The village has silently, silently, accomplished a great work—it has provided the army and us with bread.

At Cherneegof, when I went out for an evening walk along the boulevard adorned with antique cannon, I saw far away below the town the campfires on the meadows, on the banks of the Desna.

And continuously, all the way to Kief, stretches the provinces of Lomzha and Lublin on the road.

And to meet them come forward other fugitives.

The same grey figures in the same grey carts.

As if a uniform had been found for the fugitive.

—Where are you from?

—From the province of Volhynia.

Northern provinces tend southward, the southern, for some reason, northward.
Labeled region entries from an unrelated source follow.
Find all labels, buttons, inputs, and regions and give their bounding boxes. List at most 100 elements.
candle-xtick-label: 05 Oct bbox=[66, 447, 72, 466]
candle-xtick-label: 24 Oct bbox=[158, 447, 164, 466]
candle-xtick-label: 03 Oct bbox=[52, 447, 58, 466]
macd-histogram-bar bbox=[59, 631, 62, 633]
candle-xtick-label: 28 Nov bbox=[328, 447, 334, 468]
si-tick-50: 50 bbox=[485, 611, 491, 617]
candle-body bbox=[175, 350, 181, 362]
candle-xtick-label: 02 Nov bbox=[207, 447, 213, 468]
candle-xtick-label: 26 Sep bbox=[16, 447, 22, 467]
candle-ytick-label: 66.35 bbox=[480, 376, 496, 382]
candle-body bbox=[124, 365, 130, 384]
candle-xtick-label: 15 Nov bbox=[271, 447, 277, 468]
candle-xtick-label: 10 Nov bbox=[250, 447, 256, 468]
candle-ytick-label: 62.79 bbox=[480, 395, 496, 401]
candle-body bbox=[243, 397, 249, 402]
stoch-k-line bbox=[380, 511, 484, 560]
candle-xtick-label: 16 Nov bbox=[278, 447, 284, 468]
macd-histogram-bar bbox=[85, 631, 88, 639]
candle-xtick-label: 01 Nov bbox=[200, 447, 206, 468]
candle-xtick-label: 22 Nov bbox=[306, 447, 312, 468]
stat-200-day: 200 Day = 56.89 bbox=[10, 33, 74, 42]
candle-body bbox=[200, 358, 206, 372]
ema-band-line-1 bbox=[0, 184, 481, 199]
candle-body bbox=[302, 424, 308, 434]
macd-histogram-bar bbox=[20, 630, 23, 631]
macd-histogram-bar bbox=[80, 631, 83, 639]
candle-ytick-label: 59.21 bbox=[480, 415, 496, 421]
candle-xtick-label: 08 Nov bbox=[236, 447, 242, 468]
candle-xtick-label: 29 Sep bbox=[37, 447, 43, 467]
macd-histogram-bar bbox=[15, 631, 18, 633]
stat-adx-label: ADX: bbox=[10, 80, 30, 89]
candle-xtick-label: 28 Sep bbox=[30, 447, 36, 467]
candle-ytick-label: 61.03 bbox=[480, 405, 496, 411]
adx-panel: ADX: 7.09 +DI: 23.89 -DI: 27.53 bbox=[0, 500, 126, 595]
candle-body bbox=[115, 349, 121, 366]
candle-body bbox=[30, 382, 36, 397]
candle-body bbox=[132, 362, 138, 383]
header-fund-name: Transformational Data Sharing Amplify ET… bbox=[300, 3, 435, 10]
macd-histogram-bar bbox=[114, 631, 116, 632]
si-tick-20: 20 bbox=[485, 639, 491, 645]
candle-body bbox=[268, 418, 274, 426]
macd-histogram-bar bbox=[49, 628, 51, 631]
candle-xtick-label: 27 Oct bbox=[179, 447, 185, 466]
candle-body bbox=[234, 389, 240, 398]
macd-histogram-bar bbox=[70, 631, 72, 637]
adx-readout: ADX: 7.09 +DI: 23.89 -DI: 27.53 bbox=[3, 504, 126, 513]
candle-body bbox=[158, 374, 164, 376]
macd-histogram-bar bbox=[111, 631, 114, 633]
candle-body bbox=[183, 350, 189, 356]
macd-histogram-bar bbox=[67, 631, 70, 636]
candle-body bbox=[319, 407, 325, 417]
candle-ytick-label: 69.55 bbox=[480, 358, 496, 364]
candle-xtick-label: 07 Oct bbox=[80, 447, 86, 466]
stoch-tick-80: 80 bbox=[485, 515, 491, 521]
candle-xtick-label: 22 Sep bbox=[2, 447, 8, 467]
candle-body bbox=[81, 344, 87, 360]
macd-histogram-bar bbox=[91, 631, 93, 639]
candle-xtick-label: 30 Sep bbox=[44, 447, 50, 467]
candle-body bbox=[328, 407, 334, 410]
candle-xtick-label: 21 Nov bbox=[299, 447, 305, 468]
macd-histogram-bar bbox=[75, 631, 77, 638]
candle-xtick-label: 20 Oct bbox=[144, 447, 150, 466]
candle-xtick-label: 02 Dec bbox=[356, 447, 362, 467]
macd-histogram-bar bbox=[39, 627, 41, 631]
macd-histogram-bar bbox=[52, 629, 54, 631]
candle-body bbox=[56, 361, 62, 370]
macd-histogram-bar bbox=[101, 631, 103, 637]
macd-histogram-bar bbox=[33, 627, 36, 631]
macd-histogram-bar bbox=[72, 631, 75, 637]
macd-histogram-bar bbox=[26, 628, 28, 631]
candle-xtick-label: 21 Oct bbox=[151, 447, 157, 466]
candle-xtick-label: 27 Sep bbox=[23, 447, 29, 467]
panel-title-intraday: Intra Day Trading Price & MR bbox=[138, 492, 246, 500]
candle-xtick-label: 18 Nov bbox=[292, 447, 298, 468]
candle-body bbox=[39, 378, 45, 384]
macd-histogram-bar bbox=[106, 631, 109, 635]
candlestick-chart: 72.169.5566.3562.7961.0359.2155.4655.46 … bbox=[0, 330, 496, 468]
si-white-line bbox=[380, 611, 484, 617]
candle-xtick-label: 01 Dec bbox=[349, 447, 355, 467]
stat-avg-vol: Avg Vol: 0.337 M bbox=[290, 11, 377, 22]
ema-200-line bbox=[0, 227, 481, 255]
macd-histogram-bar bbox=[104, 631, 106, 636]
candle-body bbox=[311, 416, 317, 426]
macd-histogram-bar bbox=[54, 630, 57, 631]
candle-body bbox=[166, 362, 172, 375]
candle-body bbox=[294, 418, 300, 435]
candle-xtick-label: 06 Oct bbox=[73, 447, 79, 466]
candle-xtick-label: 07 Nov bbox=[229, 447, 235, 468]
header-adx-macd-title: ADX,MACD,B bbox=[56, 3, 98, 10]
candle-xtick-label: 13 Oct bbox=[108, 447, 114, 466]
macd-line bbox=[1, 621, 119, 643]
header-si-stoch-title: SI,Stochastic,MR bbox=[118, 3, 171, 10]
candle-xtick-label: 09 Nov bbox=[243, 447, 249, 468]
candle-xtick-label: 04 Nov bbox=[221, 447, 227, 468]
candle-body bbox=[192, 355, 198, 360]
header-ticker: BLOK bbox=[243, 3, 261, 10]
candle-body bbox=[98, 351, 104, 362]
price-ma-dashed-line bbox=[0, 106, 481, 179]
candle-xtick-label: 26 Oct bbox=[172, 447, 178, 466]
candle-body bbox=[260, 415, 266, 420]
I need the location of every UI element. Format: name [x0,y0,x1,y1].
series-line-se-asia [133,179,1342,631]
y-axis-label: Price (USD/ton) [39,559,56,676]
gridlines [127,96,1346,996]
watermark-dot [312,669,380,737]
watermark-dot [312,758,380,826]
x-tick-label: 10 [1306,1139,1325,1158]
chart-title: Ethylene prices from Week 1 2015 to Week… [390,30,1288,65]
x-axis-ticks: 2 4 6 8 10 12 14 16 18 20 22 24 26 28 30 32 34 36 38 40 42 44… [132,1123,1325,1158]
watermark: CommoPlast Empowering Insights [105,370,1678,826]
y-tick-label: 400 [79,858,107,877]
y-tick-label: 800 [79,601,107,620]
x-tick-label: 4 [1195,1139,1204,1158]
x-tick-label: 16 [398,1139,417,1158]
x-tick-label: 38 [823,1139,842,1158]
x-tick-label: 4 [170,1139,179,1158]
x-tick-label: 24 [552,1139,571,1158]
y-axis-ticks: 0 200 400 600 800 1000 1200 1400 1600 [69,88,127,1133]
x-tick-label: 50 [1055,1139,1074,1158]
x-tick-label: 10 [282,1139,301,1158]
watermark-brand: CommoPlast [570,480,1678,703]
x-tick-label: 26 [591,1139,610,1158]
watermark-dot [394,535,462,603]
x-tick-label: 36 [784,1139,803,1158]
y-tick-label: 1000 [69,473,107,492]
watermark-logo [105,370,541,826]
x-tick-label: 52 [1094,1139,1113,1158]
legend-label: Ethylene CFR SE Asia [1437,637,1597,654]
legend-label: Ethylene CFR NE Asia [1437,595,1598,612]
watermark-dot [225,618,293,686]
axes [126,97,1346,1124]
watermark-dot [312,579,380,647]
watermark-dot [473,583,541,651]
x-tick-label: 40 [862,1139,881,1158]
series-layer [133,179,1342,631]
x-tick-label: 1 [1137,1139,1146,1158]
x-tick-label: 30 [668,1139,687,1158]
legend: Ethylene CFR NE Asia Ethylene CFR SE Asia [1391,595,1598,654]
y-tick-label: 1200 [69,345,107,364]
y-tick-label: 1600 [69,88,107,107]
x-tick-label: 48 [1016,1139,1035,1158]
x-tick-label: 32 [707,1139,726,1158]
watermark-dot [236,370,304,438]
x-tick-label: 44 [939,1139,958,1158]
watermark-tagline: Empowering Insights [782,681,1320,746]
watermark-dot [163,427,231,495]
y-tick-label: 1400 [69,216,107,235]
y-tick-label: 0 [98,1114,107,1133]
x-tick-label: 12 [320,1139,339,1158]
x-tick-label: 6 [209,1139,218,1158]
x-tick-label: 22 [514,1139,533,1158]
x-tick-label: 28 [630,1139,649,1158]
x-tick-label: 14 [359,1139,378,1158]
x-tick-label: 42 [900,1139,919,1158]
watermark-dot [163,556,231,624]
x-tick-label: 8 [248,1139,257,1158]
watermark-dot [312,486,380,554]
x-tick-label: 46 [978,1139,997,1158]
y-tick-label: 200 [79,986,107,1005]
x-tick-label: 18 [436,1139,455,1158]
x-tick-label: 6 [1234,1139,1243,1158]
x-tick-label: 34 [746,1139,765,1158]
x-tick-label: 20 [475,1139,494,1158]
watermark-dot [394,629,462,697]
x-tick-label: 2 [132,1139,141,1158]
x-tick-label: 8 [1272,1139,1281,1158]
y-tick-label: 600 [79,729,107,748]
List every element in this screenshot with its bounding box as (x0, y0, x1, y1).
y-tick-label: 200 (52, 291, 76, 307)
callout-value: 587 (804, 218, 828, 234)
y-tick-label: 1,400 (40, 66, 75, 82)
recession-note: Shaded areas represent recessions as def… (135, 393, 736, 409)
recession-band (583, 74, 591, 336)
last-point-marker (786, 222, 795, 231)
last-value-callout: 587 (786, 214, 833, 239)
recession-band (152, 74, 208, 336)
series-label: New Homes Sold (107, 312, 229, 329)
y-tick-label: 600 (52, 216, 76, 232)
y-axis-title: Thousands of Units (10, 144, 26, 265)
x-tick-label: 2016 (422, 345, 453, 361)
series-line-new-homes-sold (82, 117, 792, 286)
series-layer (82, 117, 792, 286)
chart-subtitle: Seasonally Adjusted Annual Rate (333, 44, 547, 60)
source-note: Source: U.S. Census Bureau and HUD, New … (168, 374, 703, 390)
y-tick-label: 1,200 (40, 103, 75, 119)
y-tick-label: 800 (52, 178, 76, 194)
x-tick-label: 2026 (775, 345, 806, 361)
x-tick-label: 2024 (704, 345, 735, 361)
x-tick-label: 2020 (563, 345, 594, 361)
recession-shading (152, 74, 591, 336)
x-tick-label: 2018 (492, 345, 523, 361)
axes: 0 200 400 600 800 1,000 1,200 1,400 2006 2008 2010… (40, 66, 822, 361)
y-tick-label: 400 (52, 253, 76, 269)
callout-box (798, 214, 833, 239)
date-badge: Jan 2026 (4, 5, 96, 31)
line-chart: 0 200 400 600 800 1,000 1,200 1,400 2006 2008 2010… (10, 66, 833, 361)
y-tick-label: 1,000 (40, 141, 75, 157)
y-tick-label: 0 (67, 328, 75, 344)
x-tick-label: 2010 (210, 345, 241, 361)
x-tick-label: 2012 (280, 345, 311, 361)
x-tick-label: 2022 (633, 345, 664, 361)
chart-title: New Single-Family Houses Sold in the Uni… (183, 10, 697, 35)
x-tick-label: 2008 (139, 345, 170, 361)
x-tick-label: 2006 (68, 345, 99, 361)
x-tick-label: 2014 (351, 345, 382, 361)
Oh that Russian lack of system!

In Kief I was held three days.

And I thought:

—I will rest my eyes till Dovsk. And then once more the grey river, the nightmare.

But that was not my lot.

At Brovari, Kozelets,—three versts along the high-road, stand mounted sentries.

That gives to the entry to the town an uncommonly important aspect.

—What's the matter? Are they expecting the approach of the Governor?

—Not at all. The fugitives.

And ahead, at all the little towns and villages, we came on the sentries standing outside.

—In order that the fugitives might not be delayed in the towns and villages, but pass on.

As the corpse of a drowned man floats downstream.

And on the shore stand peasants who push off the corpse from the land, make gestures, and cry out:

—Not for us. Float farther.

From Dovsk the main stream of the fugitives gushed forward, not towards Roslavl, but along the Kief highway.

And at the same moment, beyond Gomel, there moves forward to meet them just such a cloud of homeless ones as moved over the forests of Mogilef.

Roslavl has choked.

They have determined to send no more there.

The river has been turned southward at Dovsk.

And on that road nothing has been prepared.

Neither relief points where food is given out, nor medical help for the failing.